One patient’s story: A life-changing treatment
One of the patients who received a frozen preparation of cells at UCLA, Cora Oakley of Morristown, New Jersey, was diagnosed with ADA-SCID through newborn genetic screening at just 7 days old, in April 2017. “I remember asking the doctor if my daughter was going to die,” Cora’s mother, Chelsea Oakley, said of receiving the diagnosis. “And his response was, ‘I hope not.’ It was the darkest day of my life.”
Cora was the last child to enroll in the clinical trial and received her own corrected cells in September 2017. Following the gene therapy, Cora and her family spent a month in the bone marrow transplant unit of a hospital closer to their home for Cora’s follow-up treatment. The experiences of the other young patients in this unit opened Oakley’s eyes to what her daughter would have gone through if the experimental gene therapy hadn’t been an option.

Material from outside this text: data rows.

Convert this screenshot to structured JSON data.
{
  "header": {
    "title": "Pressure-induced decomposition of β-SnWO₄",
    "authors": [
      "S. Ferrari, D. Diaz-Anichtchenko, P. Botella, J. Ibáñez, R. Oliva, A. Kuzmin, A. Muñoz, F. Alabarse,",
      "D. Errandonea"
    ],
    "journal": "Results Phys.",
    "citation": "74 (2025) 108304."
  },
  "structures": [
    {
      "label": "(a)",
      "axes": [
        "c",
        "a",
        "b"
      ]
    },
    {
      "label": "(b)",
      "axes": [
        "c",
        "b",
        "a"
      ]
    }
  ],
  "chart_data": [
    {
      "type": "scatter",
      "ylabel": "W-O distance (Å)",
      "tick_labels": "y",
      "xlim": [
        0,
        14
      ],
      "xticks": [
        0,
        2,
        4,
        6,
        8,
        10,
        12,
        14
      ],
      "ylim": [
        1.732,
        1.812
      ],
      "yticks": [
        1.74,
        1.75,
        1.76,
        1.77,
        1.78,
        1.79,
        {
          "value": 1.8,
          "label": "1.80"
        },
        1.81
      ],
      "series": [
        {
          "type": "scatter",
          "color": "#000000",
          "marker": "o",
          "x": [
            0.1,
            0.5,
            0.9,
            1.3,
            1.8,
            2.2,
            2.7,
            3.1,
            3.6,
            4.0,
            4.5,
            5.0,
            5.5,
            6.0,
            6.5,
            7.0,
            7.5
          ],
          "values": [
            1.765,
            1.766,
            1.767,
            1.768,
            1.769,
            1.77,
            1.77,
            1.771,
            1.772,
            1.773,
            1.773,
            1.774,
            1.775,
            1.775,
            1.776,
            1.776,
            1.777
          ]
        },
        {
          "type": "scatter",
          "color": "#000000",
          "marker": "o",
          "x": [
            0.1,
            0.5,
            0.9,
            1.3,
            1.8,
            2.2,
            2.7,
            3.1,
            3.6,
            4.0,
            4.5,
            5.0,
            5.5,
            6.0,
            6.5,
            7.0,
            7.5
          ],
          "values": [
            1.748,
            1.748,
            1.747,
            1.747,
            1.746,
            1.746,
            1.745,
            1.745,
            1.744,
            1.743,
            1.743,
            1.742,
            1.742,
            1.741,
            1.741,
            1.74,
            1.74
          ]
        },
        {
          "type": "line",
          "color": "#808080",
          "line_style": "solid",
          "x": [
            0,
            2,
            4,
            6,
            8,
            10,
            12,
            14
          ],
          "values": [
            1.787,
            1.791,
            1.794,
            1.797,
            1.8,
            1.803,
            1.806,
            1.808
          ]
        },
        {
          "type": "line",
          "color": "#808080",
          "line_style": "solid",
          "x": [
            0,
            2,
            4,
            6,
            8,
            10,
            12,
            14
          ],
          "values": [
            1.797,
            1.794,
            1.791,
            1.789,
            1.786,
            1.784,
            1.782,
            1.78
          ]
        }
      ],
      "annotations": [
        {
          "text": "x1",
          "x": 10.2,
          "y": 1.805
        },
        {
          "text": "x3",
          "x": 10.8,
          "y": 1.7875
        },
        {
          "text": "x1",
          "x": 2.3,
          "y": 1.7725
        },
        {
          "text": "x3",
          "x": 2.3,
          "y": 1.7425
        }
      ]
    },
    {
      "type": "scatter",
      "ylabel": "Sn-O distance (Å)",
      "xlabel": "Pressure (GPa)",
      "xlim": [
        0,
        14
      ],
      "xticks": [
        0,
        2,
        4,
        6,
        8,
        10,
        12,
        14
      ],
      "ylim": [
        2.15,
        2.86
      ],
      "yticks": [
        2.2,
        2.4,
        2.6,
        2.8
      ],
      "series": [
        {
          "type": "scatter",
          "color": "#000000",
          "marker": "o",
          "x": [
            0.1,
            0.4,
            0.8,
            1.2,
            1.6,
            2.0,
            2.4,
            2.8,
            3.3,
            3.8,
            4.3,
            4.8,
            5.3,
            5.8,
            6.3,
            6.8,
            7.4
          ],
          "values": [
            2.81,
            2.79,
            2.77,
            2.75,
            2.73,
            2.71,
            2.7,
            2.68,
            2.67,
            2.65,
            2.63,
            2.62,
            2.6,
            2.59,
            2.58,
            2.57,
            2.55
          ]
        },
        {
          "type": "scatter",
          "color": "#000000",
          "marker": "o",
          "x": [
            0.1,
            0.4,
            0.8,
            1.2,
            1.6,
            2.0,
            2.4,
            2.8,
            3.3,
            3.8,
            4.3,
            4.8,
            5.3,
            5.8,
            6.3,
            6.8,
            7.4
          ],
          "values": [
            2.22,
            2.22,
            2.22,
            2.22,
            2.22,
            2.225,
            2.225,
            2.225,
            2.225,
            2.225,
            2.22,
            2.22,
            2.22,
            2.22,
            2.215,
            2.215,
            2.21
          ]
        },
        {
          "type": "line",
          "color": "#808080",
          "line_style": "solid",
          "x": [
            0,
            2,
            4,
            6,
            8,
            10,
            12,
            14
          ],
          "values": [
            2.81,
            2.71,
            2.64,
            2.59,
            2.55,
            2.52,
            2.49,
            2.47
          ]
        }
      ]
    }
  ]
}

“I saw young bone marrow transplant patients who developed graft-versus-host disease and others who had to take all these anti-rejection medications and still had issues. I just thought no one should have to suffer like this,” she said. “And then here’s my daughter who had this life-changing treatment that felt like a miracle. It still shocks me all the time how unbelievably fortunate we are.”
Now a healthy and exuberant 4-year-old, Cora is described by her mom as a “rough and tumble, outdoors kind of kid” who loves all animals and is incredibly social. “I’ll never forget what it felt like when we didn’t know if she’d ever be able to do any of these things,” Oakley said.